「それは、現状に対して不平不満を言う代わりに、受け入れる術(すべ)を見つけられるようになったことじゃないかしら?」 昨年までと比べて、クレーコートでのプレーでよくなった点とは? BNLイタリア国際での会見でそう問われた大坂なおみは、迷いなき…

「それは、現状に対して不平不満を言う代わりに、受け入れる術(すべ)を見つけられるようになったことじゃないかしら?」

 昨年までと比べて、クレーコートでのプレーでよくなった点とは?

 BNLイタリア国際での会見でそう問われた大坂なおみは、迷いなき口調で明言した。



西日を浴びながらベスト8進出を果たした大坂なおみ

 赤土のコートが最も難しい点を、彼女は「バウンドが一定ではなく、イレギュラーが多いこと」と、過去に何度も口にしてきた。クレーの大会ではたとえ同じ会場でも、コートによって表面の砂の量や地面の硬さなどが微妙に異なる。あるいは同じコートですら、その日の気象状況などによって刻一刻と性質が変化する。

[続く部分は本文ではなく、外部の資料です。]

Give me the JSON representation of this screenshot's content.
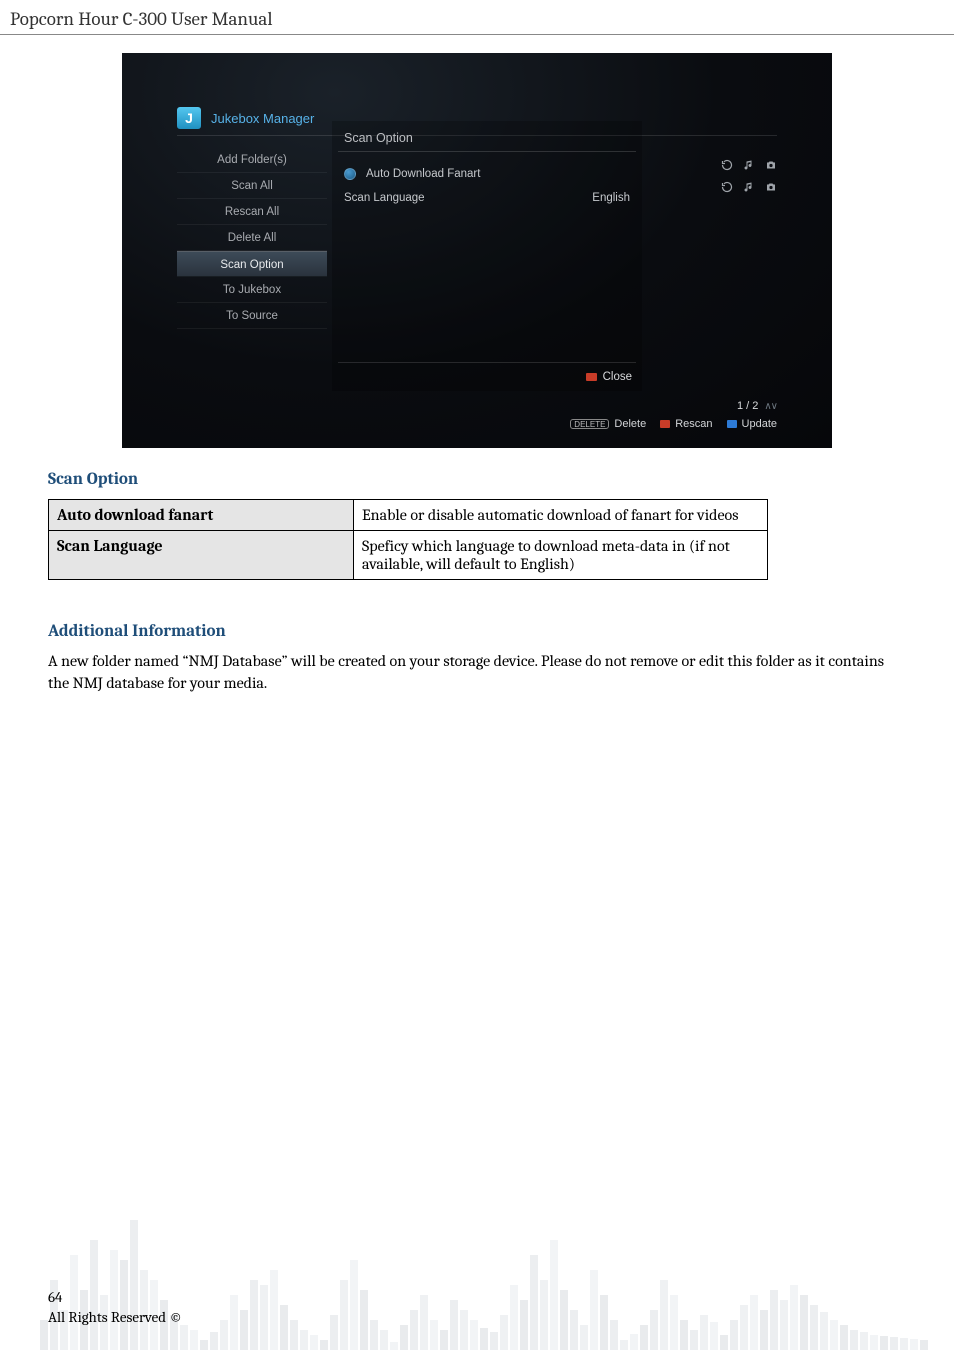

 そのようなクレーコートの気難しさに、かつての大坂はフラストレーションを溜め、プレーを乱すこともあった。だが、今はその現実を認めることで、結果を手にしつつある。

「クレーコートシーズンは”不可避”。逃げるわけにはいかないから」

 彼女はそう言うと、「今日は小難しい言葉を使ってみたわ」と、いたずらっぽい笑みをこぼした。

 彼女が「不平を言う代わりに、現実を受け入れた」のは、一日に2回戦と3回戦の2試合を強いられた今大会のスケジュールに対しても同様だ。

 大坂の2回戦が組まれた大会4日目のローマは、朝から降り続く雨が夜になっても止む気配はなく、予定されたすべての試合が翌日順延となった。

 朝からラウンジで待ちに待ち、結果的に試合のキャンセルを告げられたのは、夜の7時頃。ホテルに戻り、そして目にした翌日のスケジュールで、大坂は自分の第1試合が、通常の開始時間よりも早い朝の10時に組まれたことを知る。

 その時、彼女の胸に湧き上がった最初の感情は、「10時開始に対する不満であり、失望」であった。

 だが、彼女は、別の側面に目を向けてみる。「早く始まったほうが、夜遅くまで試合をするよりもはるかにいい」と自分に言い聞かせ、翌朝のセンターコートに足を踏み入れた。

 2回戦の対戦相手のドミニカ・チブルコバ(スロバキア)は、高く弾むスピンや低く滑るスライス、そしてネット際に沈めるドロップショットなどを操り、イレギュラーの多い赤土の特性を武器に変えるクレー巧者だ。両者は1週間前のマドリード大会でも戦ったばかりで、その時にも大坂は相手の緩いボールに苦しめられた。

 今回の対戦でも、大坂はチブルコバの多様性に揺さぶられる。立ち上がりでブレークを許し、打ち合いで支配しながらもミスでポイントを落とす場面が幾度かあった。

 その大坂を、最終的に6−3、6−3のスピード勝利に導いたのは、12本のエースを叩き出したサーブ。そして彼女は、数時間後に始まる3回戦に向け、「調子のよかったサーブを、次の試合にも持ち込もう」と、ここでも明るい側面に目を向ける。食事を済まし、身体を休め、短めのウォームアップをこなしながら、彼女は「ツアーレベルでは初めて」という一日の2試合目に備えた。

 チブルコバ戦を終えた約6時間後に始まったミハエラ・ブザルネスク(ルーマニア)戦でも、大坂は盤石のパフォーマンスを発揮する。1試合目の戦闘モードを途切れさせまいとするように、冷徹とも言えるほどに落ち着いた表情のまま、次々と鋭いサーブを打ち込んだ。

 第1セットでは、ファーストサーブが入った時のポイント獲得率は、実に100%を記録する。ストローク戦でも、サウスポーから打ち込まれる相手の攻撃的なショットに余裕をもって追いつくと、無理なく深いボールを打ち返し、気まぐれな赤土のコートを支配した。

 試合終盤では、スマッシュをフェイントにドロップボレーを打つ余裕のプレーも披露。歓声と西日を浴びながら、大会第1シードはベスト8に悠然と歩みを進めた。

 自分では変えようのないものを受け入れ、勝ち進んだその先で大坂が手にしたのは、今大会終了時の世界1位のポジションである。それは「フレンチオープンで第1シードになりたい」と公言し、時にはそのプレッシャーにも直面してきた彼女が、自らの手で掴み取ったひとつの夢だ。

「これで、ここから先は1試合ずつに集中していける」

 あらゆる「不可避」を乗り越えた若き女王が、頂点へと焦点を定める。